Olivia Newton-John, too.  Just three days later.  I remember her, first, on the Cliff Richard Show in the early Seventies.  Once again, in her long dresses, she was stunning with cheekbones to die for and a smile which positively lit up her beautiful big eyes.  It was so obvious Cliff was besotted!  I remember going to see him in concert at the Caird Hall, Dundee around that time and she was with him.  A few years before Grease which would catapult her to stratospheric fame in the summer of 1978.  That October marked the start of Second Year at Edinburgh University for me, one of the best times of my life, and these songs were/are intrinsic.  So sad.  She meant so much to so many and her courage in her long battle against cancer is only matched by her beauty, inside and out.  RIP Olivia.  Ironically, on more than one occasion hearing her death announced, it was said that the cause of her death had not yet been confirmed.  Seriously?  She had been fighting cancer for thirty years!  Amazing how, over the past two years, there was no hesitancy in declaring Covid the cause of every death, regardless.

I warned it was all doom and gloom but I have scarcely touched the surface.  I need to address the potential ‘stitch-up’ of Donald Trump, first and foremost, then there’s the sinister inertia of our government (even though we don’t actually have one right now) with regard to any meaningful attempt to address the ludicrous rising energy cap, followed by the felling of Salman Rushdie whose only crime was exercising his right to free speech.  Oh, boy!  Descending, it’s back to ‘woke’ and Lisa Kudrow’s talk of the need to ‘unburden’ herself following the lack of diversity in Friends – and to think I thought she was the most sane!  No wonder I’m turning to a microphone – quicker than typing …

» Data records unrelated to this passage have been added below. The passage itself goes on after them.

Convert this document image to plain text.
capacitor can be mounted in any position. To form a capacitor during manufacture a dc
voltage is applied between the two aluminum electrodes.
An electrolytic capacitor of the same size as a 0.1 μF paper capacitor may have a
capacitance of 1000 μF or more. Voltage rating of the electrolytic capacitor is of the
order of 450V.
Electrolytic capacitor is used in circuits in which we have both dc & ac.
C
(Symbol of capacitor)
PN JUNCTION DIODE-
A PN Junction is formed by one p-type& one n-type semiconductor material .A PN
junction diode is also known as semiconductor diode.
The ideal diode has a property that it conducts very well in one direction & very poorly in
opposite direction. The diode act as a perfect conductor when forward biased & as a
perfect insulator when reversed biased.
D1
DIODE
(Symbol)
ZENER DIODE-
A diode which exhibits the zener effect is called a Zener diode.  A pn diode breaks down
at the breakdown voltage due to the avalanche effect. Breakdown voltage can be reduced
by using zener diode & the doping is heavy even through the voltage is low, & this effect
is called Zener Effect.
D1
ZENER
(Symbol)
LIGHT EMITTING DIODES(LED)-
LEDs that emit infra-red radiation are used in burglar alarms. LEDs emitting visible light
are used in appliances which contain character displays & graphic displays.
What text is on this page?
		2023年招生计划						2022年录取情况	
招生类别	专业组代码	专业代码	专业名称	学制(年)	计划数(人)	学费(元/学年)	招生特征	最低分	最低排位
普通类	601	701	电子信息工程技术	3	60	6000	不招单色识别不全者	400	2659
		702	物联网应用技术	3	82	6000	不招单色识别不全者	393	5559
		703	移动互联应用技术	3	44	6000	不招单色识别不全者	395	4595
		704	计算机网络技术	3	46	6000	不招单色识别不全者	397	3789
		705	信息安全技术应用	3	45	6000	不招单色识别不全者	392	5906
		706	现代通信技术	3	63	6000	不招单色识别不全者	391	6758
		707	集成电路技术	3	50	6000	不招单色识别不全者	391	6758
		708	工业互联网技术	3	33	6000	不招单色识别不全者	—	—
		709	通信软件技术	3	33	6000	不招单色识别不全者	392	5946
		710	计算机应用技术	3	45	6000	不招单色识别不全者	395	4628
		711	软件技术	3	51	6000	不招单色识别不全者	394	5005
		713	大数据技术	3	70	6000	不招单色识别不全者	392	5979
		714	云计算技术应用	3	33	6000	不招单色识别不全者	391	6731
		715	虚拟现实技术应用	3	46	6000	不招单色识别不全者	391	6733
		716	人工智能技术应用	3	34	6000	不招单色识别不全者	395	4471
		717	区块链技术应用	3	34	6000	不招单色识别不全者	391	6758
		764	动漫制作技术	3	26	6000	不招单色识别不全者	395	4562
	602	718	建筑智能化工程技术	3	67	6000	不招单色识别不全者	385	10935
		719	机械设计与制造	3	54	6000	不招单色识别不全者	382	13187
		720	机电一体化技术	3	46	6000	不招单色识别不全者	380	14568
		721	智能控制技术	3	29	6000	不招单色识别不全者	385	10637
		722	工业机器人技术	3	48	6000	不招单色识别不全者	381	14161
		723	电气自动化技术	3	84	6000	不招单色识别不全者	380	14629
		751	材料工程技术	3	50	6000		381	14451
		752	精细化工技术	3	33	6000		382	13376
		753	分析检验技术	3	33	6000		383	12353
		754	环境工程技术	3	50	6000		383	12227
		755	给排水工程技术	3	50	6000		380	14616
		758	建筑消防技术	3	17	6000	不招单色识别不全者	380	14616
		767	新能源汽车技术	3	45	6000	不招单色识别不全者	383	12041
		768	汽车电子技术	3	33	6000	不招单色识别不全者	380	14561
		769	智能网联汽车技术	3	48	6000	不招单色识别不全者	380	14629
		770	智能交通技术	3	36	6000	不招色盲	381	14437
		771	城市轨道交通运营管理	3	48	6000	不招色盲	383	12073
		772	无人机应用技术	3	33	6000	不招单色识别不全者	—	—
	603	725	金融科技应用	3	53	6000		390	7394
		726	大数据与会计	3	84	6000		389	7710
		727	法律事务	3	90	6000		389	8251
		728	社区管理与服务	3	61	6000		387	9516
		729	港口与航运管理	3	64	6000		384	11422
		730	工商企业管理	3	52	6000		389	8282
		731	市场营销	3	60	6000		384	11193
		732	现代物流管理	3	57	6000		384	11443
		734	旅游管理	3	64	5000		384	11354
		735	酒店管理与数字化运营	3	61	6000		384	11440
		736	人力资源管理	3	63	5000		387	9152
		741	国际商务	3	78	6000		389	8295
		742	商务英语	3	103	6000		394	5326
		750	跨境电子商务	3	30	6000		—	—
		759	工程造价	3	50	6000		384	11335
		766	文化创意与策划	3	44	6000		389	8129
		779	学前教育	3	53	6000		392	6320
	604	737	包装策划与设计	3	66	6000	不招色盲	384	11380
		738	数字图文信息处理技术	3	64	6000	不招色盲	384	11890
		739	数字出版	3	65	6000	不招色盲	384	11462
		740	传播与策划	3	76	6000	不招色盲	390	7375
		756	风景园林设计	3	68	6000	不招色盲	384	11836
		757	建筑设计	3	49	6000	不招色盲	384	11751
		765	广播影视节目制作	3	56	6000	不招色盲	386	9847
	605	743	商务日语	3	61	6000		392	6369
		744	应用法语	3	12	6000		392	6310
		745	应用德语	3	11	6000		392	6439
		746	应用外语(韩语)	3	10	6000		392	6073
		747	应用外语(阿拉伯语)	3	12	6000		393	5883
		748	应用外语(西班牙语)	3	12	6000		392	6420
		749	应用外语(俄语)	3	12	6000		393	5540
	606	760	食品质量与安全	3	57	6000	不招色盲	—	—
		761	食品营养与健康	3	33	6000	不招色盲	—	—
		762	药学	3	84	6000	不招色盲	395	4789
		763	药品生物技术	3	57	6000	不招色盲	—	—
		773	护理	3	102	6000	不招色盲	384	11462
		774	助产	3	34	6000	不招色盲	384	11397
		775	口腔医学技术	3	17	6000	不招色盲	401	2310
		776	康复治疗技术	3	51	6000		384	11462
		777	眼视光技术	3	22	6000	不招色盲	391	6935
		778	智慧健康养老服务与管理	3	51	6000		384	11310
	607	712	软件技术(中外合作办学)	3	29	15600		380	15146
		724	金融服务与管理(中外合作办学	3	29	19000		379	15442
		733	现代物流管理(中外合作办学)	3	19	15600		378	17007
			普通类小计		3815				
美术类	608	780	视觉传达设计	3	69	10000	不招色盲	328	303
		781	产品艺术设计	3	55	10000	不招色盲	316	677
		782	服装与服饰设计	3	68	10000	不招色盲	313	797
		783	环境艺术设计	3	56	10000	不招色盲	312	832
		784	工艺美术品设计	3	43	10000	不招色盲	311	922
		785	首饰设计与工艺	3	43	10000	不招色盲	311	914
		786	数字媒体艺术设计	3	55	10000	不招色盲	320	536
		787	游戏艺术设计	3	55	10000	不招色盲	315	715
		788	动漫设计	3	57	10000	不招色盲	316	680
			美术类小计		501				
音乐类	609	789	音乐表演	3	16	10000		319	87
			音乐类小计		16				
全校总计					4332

Manny, you still with me?  Thought I’d end on a funny note – my recent trip in a Wrangler with a complete stranger.  Yes, popping down to Crail for lunch last Monday, we were walking back to the car when we spotted a white Wrangler parked outside the Eco shop.  The guy was packing bags into the back so I went over to talk to him – well, ask him about it.  Most accommodating, he told us to take a look around the car as he went back into the shop.  Doors open, phone sitting there, bags in the back, he must have thought we were trustworthy!  Anyway, back he came and asked if I’d like to go for a drive?  I shook my head and thanked him but Manny and Becca told me to go so … I handed them my bag, containing my phone, and jumped (humour me!) into the passenger seat.  Off we went – and went, and went!  No idea about this guy – about my age, I think – it was, then, I realised the error of my ways: middle of nowhere with a strange guy and no phone!  Reaching the golf course, however, we turned round and I concealed a sigh of relief.  He was lovely and, in fact, collecting bags to deliver to the local Food Bank!  Honestly, this cesspit of a world has trained us to tarnish everyone with the same brush and there are still genuine, good people – few and far between, admittedly, but there are.  Suffice to say, I was returned safely by a guy whose name I am none the wiser and Becca and Manny merely added it to my repertoire.

Always said that I want my epitaph to be ‘She was never boring’.  Tick.

I would rather die of passion than of boredom.’

Vincent van Gogh

I hear you!

This is Trish, signing off – eventually.   Even I can’t bear to check it over …  Apologies.